Interestingly enough, this same engine still powers NASCAR Sprint Cup racers to this day, with 15 recorded wins in 2015 alone claiming Chevy a record-setting 13th consecutive manufacturer title.

7. 7.0 Liter Corvette C6.R



Source: GM

Source: GM
 
The Corvette Racing C6.R was an absolutely amazing vehicle to watch on track. It logged 39 wins in the GT1 class, multiple championship wins from 2005-2008, 12 consecutive wins from 2005 to 2006, and 25 succeeding wins from 2007-2009. I didn’t give it much thought at the time, but all those wins were made possible by a production-based 7.0-liter (427-cubic-inch) race engine. Concocted to house a forged steel crankshaft, titanium intake valves, sodium-filled exhaust valves, titanium connecting rods, a dry-sump oiling system, and hydro-formed exhaust headers that featured unique “quad flow” collector flanges, the LS7.R engine was an unstoppable monster for its time.

8. Chevrolet/Ilmor 2.65 Liter Turbo V8


Source: YouTube/2008uenopanda

Source: YouTube/2008uenopanda
 
Perhaps one of the more obscure engine tales comes to us today hidden within the documentation of Chevrolet’s 1986 CART Champ Car series. After partnering with England’s Ilmor Engineering (on the insistence of Roger Penske), a small-displacement, 2.65-liter turbo V8 engine was born. Positive performance results were staggering, and before long this oddball engine had become most racers’ preferred powertrain. All the way up until 1992, the 2.65-liter motor ruled the roost, owning 64 of the 78 races outright, and racking up six consecutive IndyCar Indianapolis 500 wins.

9. Chevrolet/Ilmor 2.2 Liter Twin-Turbo V-6

Source: GM

 Source: GM
Chevrolet’s return to IndyCar racing in 2012 received a significant amount of fanfare, due to the all-new 2.2-liter twin-turbo V6 that it was showcasing. Much like the amazing Chevy engines of the late 1980s and early 1990s, the 2.2-liter motor was co-developed in partnership Ilmor Engineering. This direct-injection, small-displacement engine produced around 700 horsepower consistently, was near impossible to break, and powered various Chevrolet drivers to 10 wins during the 16 races in 2015 alone, a feat that included Juan Pablo Montoya’s famous Indy 500 win.
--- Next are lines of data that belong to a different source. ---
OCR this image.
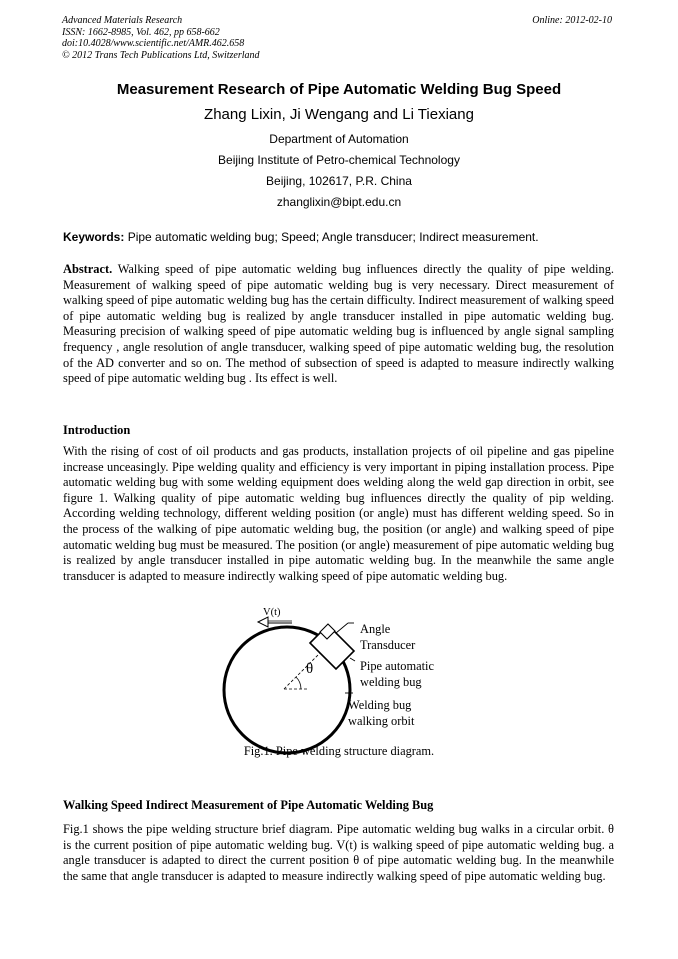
Advanced Materials Research
ISSN: 1662-8985, Vol. 462, pp 658-662
doi:10.4028/www.scientific.net/AMR.462.658
© 2012 Trans Tech Publications Ltd, Switzerland
Online: 2012-02-10
Measurement Research of Pipe Automatic Welding Bug Speed
Zhang Lixin, Ji Wengang and Li Tiexiang
Department of Automation
Beijing Institute of Petro-chemical Technology
Beijing, 102617, P.R. China
zhanglixin@bipt.edu.cn
Keywords: Pipe automatic welding bug; Speed; Angle transducer; Indirect measurement.

Abstract. Walking speed of pipe automatic welding bug influences directly the quality of pipe welding. Measurement of walking speed of pipe automatic welding bug is very necessary. Direct measurement of walking speed of pipe automatic welding bug has the certain difficulty. Indirect measurement of walking speed of pipe automatic welding bug is realized by angle transducer installed in pipe automatic welding bug. Measuring precision of walking speed of pipe automatic welding bug is influenced by angle signal sampling frequency , angle resolution of angle transducer, walking speed of pipe automatic welding bug, the resolution of the AD converter and so on. The method of subsection of speed is adapted to measure indirectly walking speed of pipe automatic welding bug . Its effect is well.

Introduction

With the rising of cost of oil products and gas products, installation projects of oil pipeline and gas pipeline increase unceasingly. Pipe welding quality and efficiency is very important in piping installation process. Pipe automatic welding bug with some welding equipment does welding along the weld gap direction in orbit, see figure 1. Walking quality of pipe automatic welding bug influences directly the quality of pip welding. According welding technology, different welding position (or angle) must has different welding speed. So in the process of the walking of pipe automatic welding bug, the position (or angle) and walking speed of pipe automatic welding bug must be measured. The position (or angle) measurement of pipe automatic welding bug is realized by angle transducer installed in pipe automatic welding bug. In the meanwhile the same angle transducer is adapted to measure indirectly walking speed of pipe automatic welding bug.

V(t)
θ
Angle
Transducer
Pipe automatic
welding bug
Welding bug
walking orbit
Fig.1. Pipe welding structure diagram.
Walking Speed Indirect Measurement of Pipe Automatic Welding Bug

Fig.1 shows the pipe welding structure brief diagram. Pipe automatic welding bug walks in a circular orbit. θ is the current position of pipe automatic welding bug. V(t) is walking speed of pipe automatic welding bug. a angle transducer is adapted to direct the current position θ of pipe automatic welding bug. In the meanwhile the same that angle transducer is adapted to measure indirectly walking speed of pipe automatic welding bug.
10. 1.6 Liter Turbocharged Inline-4


Source: YouTube/ChevyWTCC's channel

Source: YouTube/ChevyWTCC’s channel
 
Our final engine isn’t the biggest one, it’s definitely a fun one. The Chevy Cruze helped elevate Chevrolet’s motorsports program onto an international scale, and even though it’s just a 1.6-liter turbo motor, it absolutely dominated the World Touring Car Championship (WTCC) series back in the day. Scoring more wins than any other manufacturer, four consecutive driver championships (2010-2013), and three consecutive manufacturer titles  from 2010 to 2012, the Chevy 1.6-liter turbo proved that dynamite can come in small packages. Isn’t it funny how something as mundane sounding as a pint-sized production engine found in a Chevy Cruze can take the world by storm?